Closed ExE-Boss closed 3 years ago
Sadly it's not so simple. Lighthouse is using the chrome devtools protocol for doing everything. If we would port it to firefox we have to convert all of these calls to support firefox devtools protocol. We aren't even sure that all metrics we need are exposed by firefox. It's something we won't do in the near future.
I guess your stuck with chrome for now.
To briefly expand on what @wardpeet said, there is work to be done on the protocol side before that could become a reality not just in Firefox, but potentially other browsers as well. There are efforts ongoing (WICG/devtools-protocol, conversation at Mozilla, and EDP), but it's early-days for many of those efforts and not likely to land any time soon.
Yeah, the protocol is what we're missing here. See the compatibility chart to get an idea of the different implemented features per browser. A big one we need is tracing, which is possible will never see cross-browser support due to how any trace format ends up tied to specific browser architecture.
Lighthouse already provides an extension for Google Chrome, which can be ported to Firefox with little effort.
Lighthouse mostly uses the chrome.debugger
extension API to make the extension work. I don't believe that's part of the WebExtensions API yet, but even when/if it is, it's just used to pass protocol messages which largely don't work cross browser.
See #2406 for more. I'm going to close this issue in favor of that older one.
I'm commenting this just to encourage work on this. this tool would be great addition to firefox dev tools. I'd love to offer my help, but let's be real, I'm no where near knowledgeable enough to be capable of helping :grin:
@brendankenny https://github.com/GoogleChrome/lighthouse/issues/2406 has been changed to only be about Lighthouse for Chromium Edge.
Would Lighthouse for Firefox be useful even without the Performance category? :+1: / :-1: me.
For those answering yes: why? We expect the results to be the same for non-perf audits - the signals we check, AFAIK, are universal across browsers. Curious to hear what value it would bring you. From my understanding the only benefit would be from the Performance category (in other words, expect no difference in other categories in a "universal" Lighthouse). Supporting the other categories would be a lot of protocol work for no perceivable value.
Besides the browser protocol (which perhaps the latest Puppeteer work has enabled, I haven't tracked that. maybe @mathiasbynens can illuminate), tracing is the other big technical feat here. I don't have any knowledge on how Firefox or its tracing works, and I suspect the same is true for all other Lighthouse core members. If we decided to move in this direction, we would require much FF expertise. If you have the domain knowledge and are interested ... drop us a line.
tracing is the other big technical feat here.

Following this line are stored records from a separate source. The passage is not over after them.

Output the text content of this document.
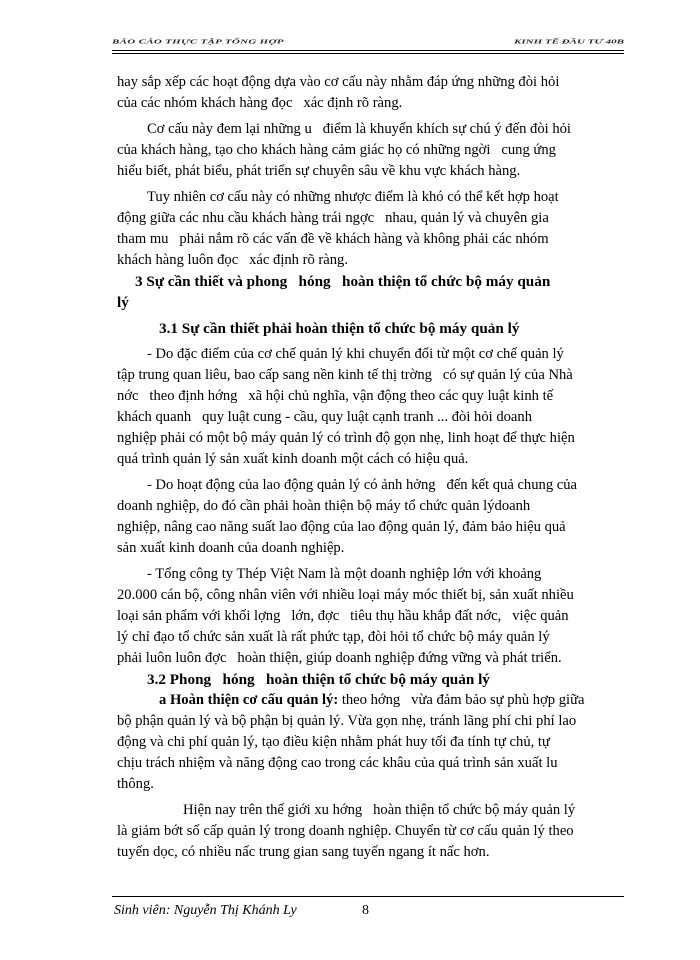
BÁO CÁO THỰC TẬP TỔNG HỢP	KINH TẾ ĐẦU TƯ 40B
hay sắp xếp các hoạt động dựa vào cơ cấu này nhằm đáp ứng những đòi hỏi
của các nhóm khách hàng đọc   xác định rõ ràng.
Cơ cấu này đem lại những u   điểm là khuyến khích sự chú ý đến đòi hỏi
của khách hàng, tạo cho khách hàng cảm giác họ có những ngời   cung ứng
hiểu biết, phát biểu, phát triển sự chuyên sâu về khu vực khách hàng.
Tuy nhiên cơ cấu này có những nhược điểm là khó có thể kết hợp hoạt
động giữa các nhu cầu khách hàng trái ngợc   nhau, quản lý và chuyên gia
tham mu   phải nắm rõ các vấn đề về khách hàng và không phải các nhóm
khách hàng luôn đọc   xác định rõ ràng.
3 Sự cần thiết và phong   hóng   hoàn thiện tổ chức bộ máy quản
lý
3.1 Sự cần thiết phải hoàn thiện tổ chức bộ máy quản lý
- Do đặc điểm của cơ chế quản lý khi chuyển đổi từ một cơ chế quản lý
tập trung quan liêu, bao cấp sang nền kinh tế thị trờng   có sự quản lý của Nhà
nớc   theo định hớng   xã hội chủ nghĩa, vận động theo các quy luật kinh tế
khách quanh   quy luật cung - cầu, quy luật cạnh tranh ... đòi hỏi doanh
nghiệp phải có một bộ máy quản lý có trình độ gọn nhẹ, linh hoạt để thực hiện
quá trình quản lý sản xuất kinh doanh một cách có hiệu quả.
- Do hoạt động của lao động quản lý có ảnh hởng   đến kết quả chung của
doanh nghiệp, do đó cần phải hoàn thiện bộ máy tổ chức quản lýdoanh
nghiệp, nâng cao năng suất lao động của lao động quản lý, đảm bảo hiệu quả
sản xuất kinh doanh của doanh nghiệp.
- Tổng công ty Thép Việt Nam là một doanh nghiệp lớn với khoảng
20.000 cán bộ, công nhân viên với nhiều loại máy móc thiết bị, sản xuất nhiều
loại sản phẩm với khối lợng   lớn, đợc   tiêu thụ hầu khắp đất nớc,   việc quản
lý chỉ đạo tổ chức sản xuất là rất phức tạp, đòi hỏi tổ chức bộ máy quản lý
phải luôn luôn đợc   hoàn thiện, giúp doanh nghiệp đứng vững và phát triển.
3.2 Phong   hóng   hoàn thiện tổ chức bộ máy quản lý
a Hoàn thiện cơ cấu quản lý: theo hớng   vừa đảm bảo sự phù hợp giữa
bộ phận quản lý và bộ phận bị quản lý. Vừa gọn nhẹ, tránh lãng phí chi phí lao
động và chi phí quản lý, tạo điều kiện nhằm phát huy tối đa tính tự chủ, tự
chịu trách nhiệm và năng động cao trong các khâu của quá trình sản xuất lu
thông.
Hiện nay trên thế giới xu hớng   hoàn thiện tổ chức bộ máy quản lý
là giảm bớt số cấp quản lý trong doanh nghiệp. Chuyển từ cơ cấu quản lý theo
tuyến dọc, có nhiều nấc trung gian sang tuyến ngang ít nấc hơn.
Sinh viên: Nguyễn Thị Khánh Ly	8
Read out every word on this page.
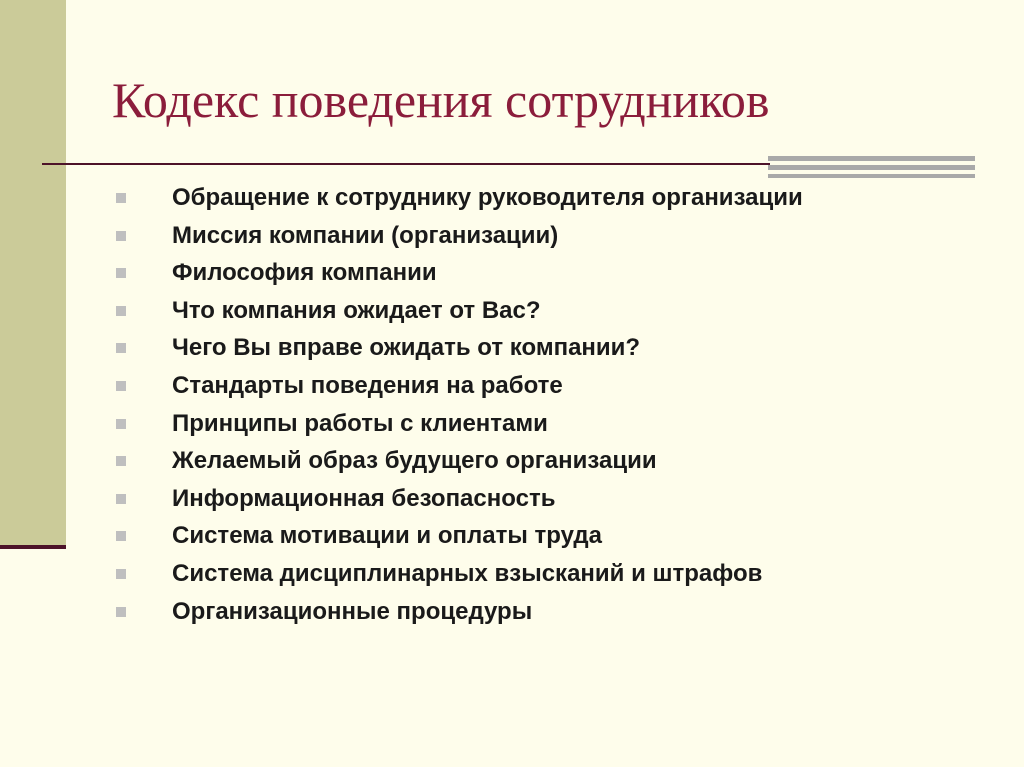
Кодекс поведения сотрудников
Обращение к сотруднику руководителя организации
Миссия компании (организации)
Философия компании
Что компания ожидает от Вас?
Чего Вы вправе ожидать от компании?
Стандарты поведения на работе
Принципы работы с клиентами
Желаемый образ будущего организации
Информационная безопасность
Система мотивации и оплаты труда
Система дисциплинарных взысканий и штрафов
Организационные процедуры
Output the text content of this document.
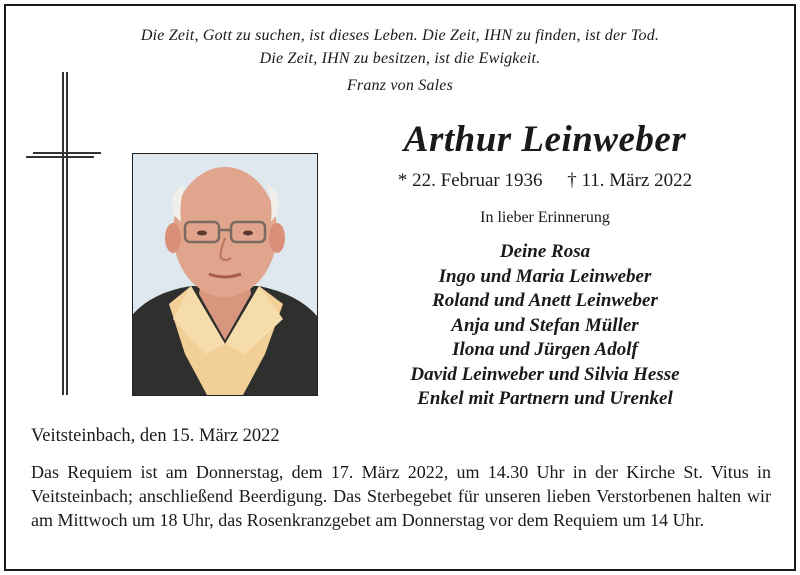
Die Zeit, Gott zu suchen, ist dieses Leben. Die Zeit, IHN zu finden, ist der Tod.
Die Zeit, IHN zu besitzen, ist die Ewigkeit.
Franz von Sales
Arthur Leinweber
* 22. Februar 1936 † 11. März 2022
In lieber Erinnerung
Deine Rosa
Ingo und Maria Leinweber
Roland und Anett Leinweber
Anja und Stefan Müller
Ilona und Jürgen Adolf
David Leinweber und Silvia Hesse
Enkel mit Partnern und Urenkel
Veitsteinbach, den 15. März 2022
Das Requiem ist am Donnerstag, dem 17. März 2022, um 14.30 Uhr in der Kirche St. Vitus in Veitsteinbach; anschließend Beerdigung. Das Sterbegebet für unseren lieben Verstorbenen halten wir am Mittwoch um 18 Uhr, das Rosenkranzgebet am Donnerstag vor dem Requiem um 14 Uhr.
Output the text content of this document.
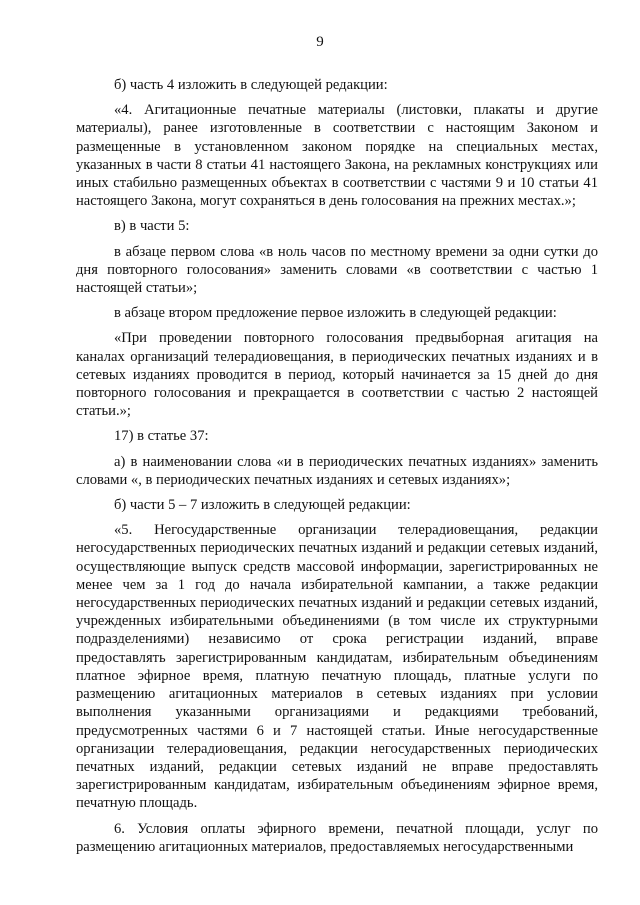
9

б) часть 4 изложить в следующей редакции:

«4. Агитационные печатные материалы (листовки, плакаты и другие материалы), ранее изготовленные в соответствии с настоящим Законом и размещенные в установленном законом порядке на специальных местах, указанных в части 8 статьи 41 настоящего Закона, на рекламных конструкциях или иных стабильно размещенных объектах в соответствии с частями 9 и 10 статьи 41 настоящего Закона, могут сохраняться в день голосования на прежних местах.»;

в) в части 5:

в абзаце первом слова «в ноль часов по местному времени за одни сутки до дня повторного голосования» заменить словами «в соответствии с частью 1 настоящей статьи»;

в абзаце втором предложение первое изложить в следующей редакции:

«При проведении повторного голосования предвыборная агитация на каналах организаций телерадиовещания, в периодических печатных изданиях и в сетевых изданиях проводится в период, который начинается за 15 дней до дня повторного голосования и прекращается в соответствии с частью 2 настоящей статьи.»;

17) в статье 37:

а) в наименовании слова «и в периодических печатных изданиях» заменить словами «, в периодических печатных изданиях и сетевых изданиях»;

б) части 5 – 7 изложить в следующей редакции:

«5. Негосударственные организации телерадиовещания, редакции негосударственных периодических печатных изданий и редакции сетевых изданий, осуществляющие выпуск средств массовой информации, зарегистрированных не менее чем за 1 год до начала избирательной кампании, а также редакции негосударственных периодических печатных изданий и редакции сетевых изданий, учрежденных избирательными объединениями (в том числе их структурными подразделениями) независимо от срока регистрации изданий, вправе предоставлять зарегистрированным кандидатам, избирательным объединениям платное эфирное время, платную печатную площадь, платные услуги по размещению агитационных материалов в сетевых изданиях при условии выполнения указанными организациями и редакциями требований, предусмотренных частями 6 и 7 настоящей статьи. Иные негосударственные организации телерадиовещания, редакции негосударственных периодических печатных изданий, редакции сетевых изданий не вправе предоставлять зарегистрированным кандидатам, избирательным объединениям эфирное время, печатную площадь.

6. Условия оплаты эфирного времени, печатной площади, услуг по размещению агитационных материалов, предоставляемых негосударственными
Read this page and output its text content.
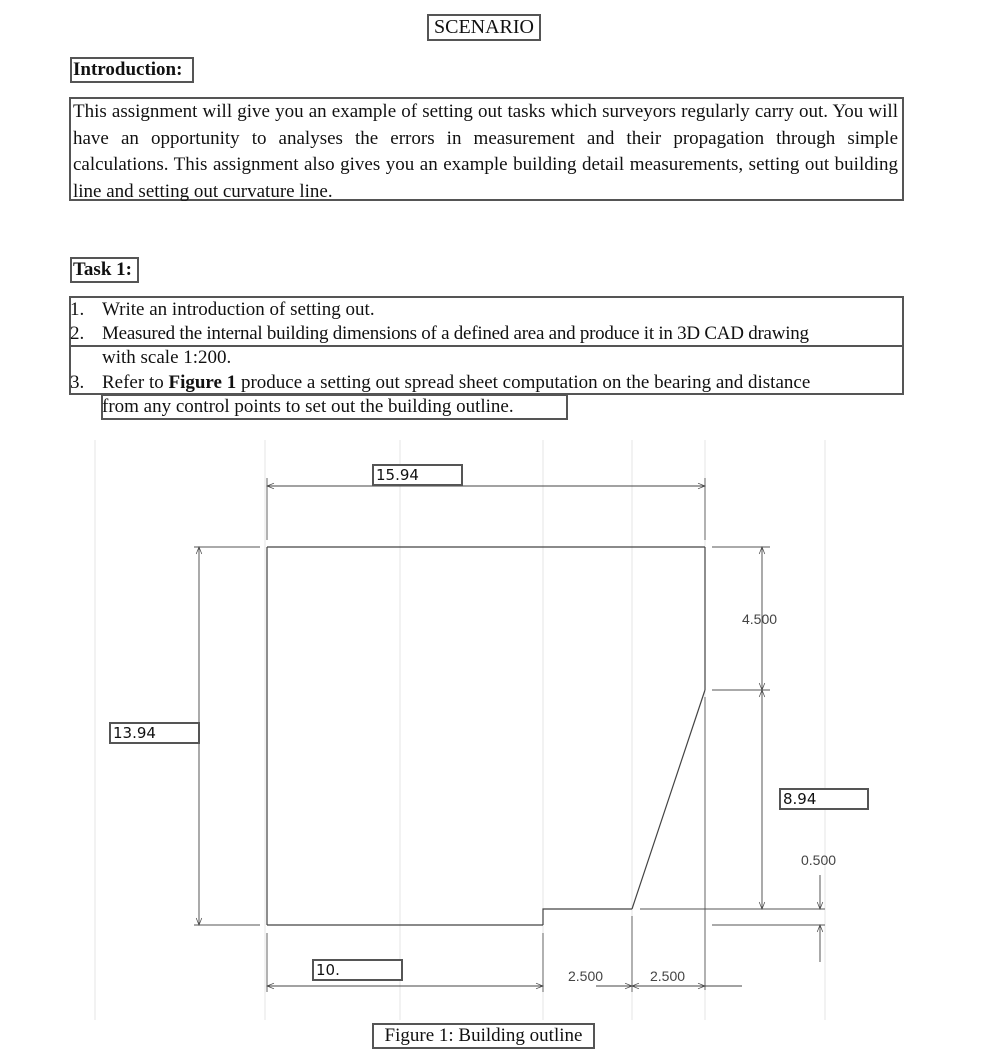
SCENARIO
Introduction:
This assignment will give you an example of setting out tasks which surveyors regularly carry out. You will have an opportunity to analyses the errors in measurement and their propagation through simple calculations. This assignment also gives you an example building detail measurements, setting out building line and setting out curvature line.
Task 1:
1. Write an introduction of setting out.
2. Measured the internal building dimensions of a defined area and produce it in 3D CAD drawing
with scale 1:200.
3. Refer to Figure 1 produce a setting out spread sheet computation on the bearing and distance
from any control points to set out the building outline.
4.500
0.500
2.500	2.500
15.94
13.94
8.94
10.
Figure 1: Building outline
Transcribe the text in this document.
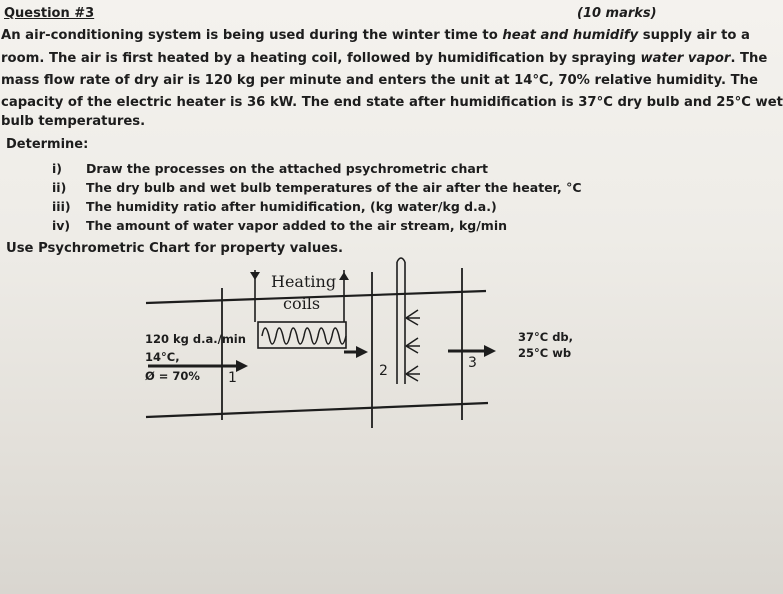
Question #3	(10 marks)
An air-conditioning system is being used during the winter time to heat and humidify supply air to a
room. The air is first heated by a heating coil, followed by humidification by spraying water vapor. The
mass flow rate of dry air is 120 kg per minute and enters the unit at 14°C, 70% relative humidity. The
capacity of the electric heater is 36 kW. The end state after humidification is 37°C dry bulb and 25°C wet
bulb temperatures.
Determine:
i) Draw the processes on the attached psychrometric chart
ii) The dry bulb and wet bulb temperatures of the air after the heater, °C
iii) The humidity ratio after humidification, (kg water/kg d.a.)
iv) The amount of water vapor added to the air stream, kg/min
Use Psychrometric Chart for property values.
Heating
coils
120 kg d.a./min
14°C,
Ø = 70% 1	2	3
37°C db,
25°C wb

I don't have any knowledge on how Firefox or its tracing works, and I suspect the same is true for all other Lighthouse core members
FWIW for Firefox-knowledgeable folks, we don't need complete support of the tracing category but some equivalent ability to learn about all time + duration of toplevel tasks (easy) and their relationships to each other and other network requests (hard).
I won't lay claim to understanding all the internals in Firefox, but I have a doc from mid-last year during some exploration of some perf problems in FF. Let me see if I can extract some of that into something less case-specific (since that was client work) that might be of use.
What about this addon: https://addons.mozilla.org/en-US/firefox/addon/google-lighthouse/ Is it an official Google Addon?
@thet yes that was just released by @connorjclark and will be maintained by the team 🎉
Note that it uses the PSI API under the hood and will not be able to audit localhost/private sites.
This was implemented in the form of the Firefox Browser Extension
This Firefox extension is not what we want and need, we need ability to analyze localhost. I understand there are many technical difficulties, but I don't believe this should be marked as completed.
It's not planned and that won't be changing, sorry.
Firefox has one of the most powerful Developer Tools I have ever known (they also don’t track my every move, unlike a certain other more popular browser).
Lighthouse provides a great overview of what is needed for improving the load time and performance of a web application and I’d like to be able to access it from within Firefox.
Lighthouse already provides an extension for Google Chrome, which can be ported to Firefox with little effort.